Angelas hohe Lieder

11. November 2008 · Von ulp · Rubrik: Politik, Weltkonflikte

Dass die Deutschen die Bundeswehrteilnahme am afghanischen Krieg nicht wollen, dürfte ziemlich unumstritten sein. Aber …

Merkels Strickmuster

Angela Merkel (CDU), deutsche Bundeskanzlerin, ist immer parat, zu passender Gelegenheit ein hohes Lied zu singen. Doch inhaltlich gesehen sind viele ihrer Lieder unpassend, weil der Sound von Merkels Propagandaerfahrungen aus früheren Zeiten mitschwingt. Von einer Tagung der Deutschen Atlantischen Gesellschaft in Berlin berichtet die Frankfurter Rundschau (FR) über Angela Merkels Ausführungen:

[...] Die Entwicklung in Afghanistan entscheidet nach Ansicht von Bundeskanzlerin Angela Merkel (CDU) über die Zukunft der Nato. Von diesem Nato-Einsatz hänge die Akzeptanz, der Erfolg und das weltweite Ansehen der transatlantischen Militärallianz ab [...]

So, so, das heisst also, dass die Nato, die theoretisch immer noch ein Verteidigungsbündnis ist, den Krieg in Afghanistan braucht. Fällt die Nato nämlich in Afghanistan durch, ist es aus mit dem Erfolg für die Nato-Zukunft. Ergo darf es nur den Sieg geben, der ja bekanntlich die Vorgabe der US-Strategen ist. Auf diese Art strickt die Kanzlerin seltsame Muster, um die Erfolgsaussichten eines Bünisses neu zu definieren.

Eine grosse Strategin

Weiter berichtet die FR:

[...] Afghanistan brauche kein anderes Konzept als das der sogenannten vernetzten Sicherheit von militärischen und zivilen Kräften, sagte Merkel [...]
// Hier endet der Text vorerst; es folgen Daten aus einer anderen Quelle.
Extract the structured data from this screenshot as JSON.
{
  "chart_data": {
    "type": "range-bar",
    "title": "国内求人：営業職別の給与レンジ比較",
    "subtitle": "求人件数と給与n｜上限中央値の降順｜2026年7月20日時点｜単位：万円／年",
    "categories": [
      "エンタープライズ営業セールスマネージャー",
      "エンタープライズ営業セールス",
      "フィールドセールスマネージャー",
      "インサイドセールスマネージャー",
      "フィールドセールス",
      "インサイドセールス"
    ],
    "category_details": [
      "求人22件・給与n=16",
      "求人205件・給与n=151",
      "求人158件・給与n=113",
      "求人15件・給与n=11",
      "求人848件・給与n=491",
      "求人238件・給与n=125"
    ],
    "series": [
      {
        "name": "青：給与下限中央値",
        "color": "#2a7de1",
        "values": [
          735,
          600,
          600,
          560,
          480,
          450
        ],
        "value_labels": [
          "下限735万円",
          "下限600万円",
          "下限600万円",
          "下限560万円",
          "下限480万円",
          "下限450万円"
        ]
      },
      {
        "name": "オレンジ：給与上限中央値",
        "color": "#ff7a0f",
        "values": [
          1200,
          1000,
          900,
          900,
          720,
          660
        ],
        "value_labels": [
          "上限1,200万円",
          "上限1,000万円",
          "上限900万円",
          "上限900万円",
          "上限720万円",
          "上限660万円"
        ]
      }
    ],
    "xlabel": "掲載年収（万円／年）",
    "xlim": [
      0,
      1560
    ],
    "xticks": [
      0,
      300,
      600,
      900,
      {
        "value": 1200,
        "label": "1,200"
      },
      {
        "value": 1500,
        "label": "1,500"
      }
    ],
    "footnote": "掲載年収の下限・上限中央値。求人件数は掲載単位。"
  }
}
Auch dies ist ein aufschlussreiches Konstrukt. Angela Merkel, die grosse Strategin? Mitnichten, denn dies ist die Verklausulierung, um den Krieg in Afghanistan nicht als Krieg zu bezeichnen und um nicht zuzugeben, dass die deutsche Bundeswehr als Auftragnehmer in Afghanistan Krieg (mit)führt. Bekannt auch unter dem Begriff “Nation Building”. Die zivilen Kräfte sind natürlich in diesem Zusammenhang ein Argument, diese Kriegsteilnahme zu rechtfertigen. Nato-Generalsekretär Jaap de Hoop Scheffer ist von dem Begriff der “vernetzten Sicherheit” ganz angetan.

Die andere Sprache

Wir blicken kurz in den britischen “Independent”:  Britische Militärbefehlshaber kritisieren den Einsatz gegen afghanische Drogenbarone (8.11.2008) – US-General David Petraeus meint, die Kämpfe würden schlimmer bevor es besser werde (21.10.2008). Laut “Guardian” vom 10.11.2008 wolle der britische Verteidigungschef Jock Stirrup dagegen opponieren, falls die USA mehr britische Soldaten anfordere. Laut “BBC News” vom 28.10.2008 habe der britische General Michael Rose erklärt, die alliierten Kräfte in Afghanistan hätten ihre Grenzen erreicht.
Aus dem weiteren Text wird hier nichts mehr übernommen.